Cut jail time to build on Indigenous health gains

Soaring Indigenous imprisonment rates and a stubbornly wide life expectancy gap underline calls for the Federal Government to fully fund the National Aboriginal and Torres Strait Islander Health Plan.

AMA President Professor Brian Owler said the latest update on Indigenous health and welfare from the Close the Gap Steering Committee was “a mixed bag”, showing improvement on measures such as child mortality and year 12 attainment, but weak gains in others.

The report found the target to halve the gap in child mortality by 2018 was on track, supported by a lift in immunisation rates that has seen more Indigenous children vaccinated by age five compared with their non-Indigenous counterparts, and Indigenous mortality rates, particularly from heart disease and stroke, are declining.

But the gap in life expectancy is not narrowing fast enough to close by the Council of Australian Government’s 2031 target.

The Close the Gap report shows that between 2005 and 2012, the life expectancy of Indigenous men increased by 1.6 years to 69.1 years, and for Indigenous women 0.6 of a year to 73.7 years (the life expectancy of non-Indigenous men in 2012 was 79.7 year and women, 83.1 years).

But the report’s authors cautioned that the improvements were within the margin of error “and could, in fact, be non-existent”.

Indigenous life expectancy is improving at an annual rate of 0.32 years for men and 0.12 years for women, but the Steering Committee said this would have to increase to between 0.6 and 0.8 years annually to reach the 2030 target.

Driving much of the improvement has been a 40 per cent fall in deaths from heart attacks and strokes, and fatal respiratory illnesses have declined by 27 per cent.

Despite this, heart attacks a strokes remain a major killer, accounting for a quarter of all Indigenous deaths between 2008 and 2012, while suicide was the leading cause of death due to external causes.

“It is disappointing that the target to close the gap in life expectancy by 2031 is not on track,” Professor Owler said. “This is a clear signal that we have to put politics aside and work together to reach this important milestone. Above all, we need consistent funding and support from all governments.”

In his report on Closing the Gap, Prime Minister Malcolm Turnbull agreed that a more concerted effort was needed.

“As a nation, we are a work in progress, and closing the substantial gaps in outcomes between Aboriginal and Torres Strait Islander people and other Australians is one of our most important tasks,” Mr Turnbull said. “There has been encouraging progress…but it is undeniable that progress…has been variable.”

Professor Owler said that to make improved gains, the Federal Government should reverse Budget cuts to programs like the Indigenous Advancement Strategy and the Indigenous Australian Health Program, and commit to genuine engagement with Aboriginal community controlled health services.

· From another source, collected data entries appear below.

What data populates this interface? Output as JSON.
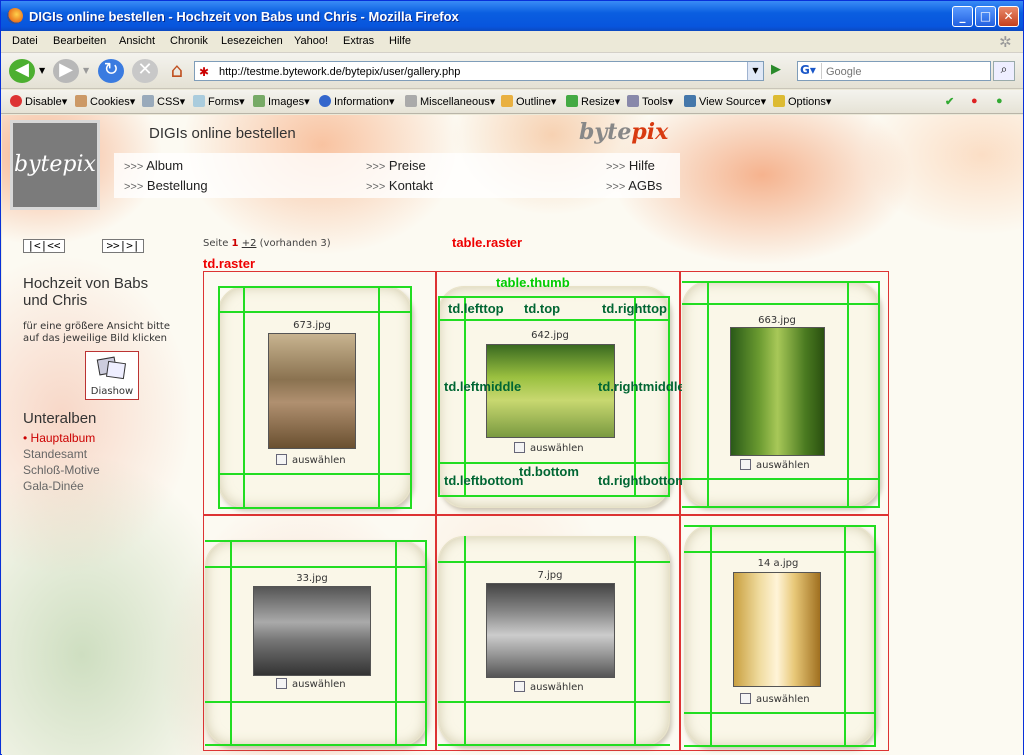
{
  "window": {
    "title": "DIGIs online bestellen - Hochzeit von Babs und Chris - Mozilla Firefox"
  },
  "menu": [
    "Datei",
    "Bearbeiten",
    "Ansicht",
    "Chronik",
    "Lesezeichen",
    "Yahoo!",
    "Extras",
    "Hilfe"
  ],
  "navigation": {
    "url": "http://testme.bytework.de/bytepix/user/gallery.php",
    "search_placeholder": "Google"
  },
  "devtoolbar": [
    "Disable",
    "Cookies",
    "CSS",
    "Forms",
    "Images",
    "Information",
    "Miscellaneous",
    "Outline",
    "Resize",
    "Tools",
    "View Source",
    "Options"
  ],
  "site": {
    "title": "DIGIs online bestellen",
    "logo": "bytepix",
    "brand_a": "byte",
    "brand_b": "pix",
    "nav": {
      "prefix": ">>>",
      "album": "Album",
      "preise": "Preise",
      "hilfe": "Hilfe",
      "bestellung": "Bestellung",
      "kontakt": "Kontakt",
      "agbs": "AGBs"
    }
  },
  "sidebar": {
    "first": "|<|<<",
    "last": ">>|>|",
    "gallery_title": "Hochzeit von Babs und Chris",
    "description": "für eine größere Ansicht bitte auf das jeweilige Bild klicken",
    "diashow": "Diashow",
    "unteralben_title": "Unteralben",
    "albums": [
      {
        "label": "Hauptalbum",
        "current": true
      },
      {
        "label": "Standesamt",
        "current": false
      },
      {
        "label": "Schloß-Motive",
        "current": false
      },
      {
        "label": "Gala-Dinée",
        "current": false
      }
    ]
  },
  "pageinfo": {
    "prefix": "Seite",
    "current": "1",
    "next": "+2",
    "total": "(vorhanden 3)"
  },
  "annotations": {
    "table_raster": "table.raster",
    "td_raster": "td.raster",
    "table_thumb": "table.thumb",
    "td_lefttop": "td.lefttop",
    "td_top": "td.top",
    "td_righttop": "td.righttop",
    "td_leftmiddle": "td.leftmiddle",
    "td_rightmiddle": "td.rightmiddle",
    "td_bottom": "td.bottom",
    "td_leftbottom": "td.leftbottom",
    "td_rightbottom": "td.rightbottom"
  },
  "thumbs": [
    {
      "file": "673.jpg",
      "select": "auswählen"
    },
    {
      "file": "642.jpg",
      "select": "auswählen"
    },
    {
      "file": "663.jpg",
      "select": "auswählen"
    },
    {
      "file": "33.jpg",
      "select": "auswählen"
    },
    {
      "file": "7.jpg",
      "select": "auswählen"
    },
    {
      "file": "14 a.jpg",
      "select": "auswählen"
    }
  ]
}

Nonetheless, a rapid narrowing of the health gap for infants and young children gives hope that eventually it will narrow for adults as well.

Though the infant mortality rate for Indigenous infants is 1.7 times that of other Australians, it declined 64 per cent between 1998 and 2012, making the gap 83 per cent narrower.

Close the Gap Campaign Co-Chair Dr Jackie Huggins said the long term impact of such improvements were yet to be seen and would take time to measure. The report advised no measurable improvements should be expected before 2018.

Furthermore, Dr Huggins said, “this should not be cause for complacency, because the overall health of Aboriginal and Torres Strait Islander peoples still lags behind the rest of the nation”.

The Campaign backed the AMA in calling for governments to reduce Indigenous incarceration rates.

It warned the nation was on track to have a record 10,000 Indigenous people behind bars this year, which is described as “a grim milestone”.

An AMA report highlighted that imprisonment exacerbated serious health problems and Indigenous incarceration rates needed to be reduced if the country was to close the health gap.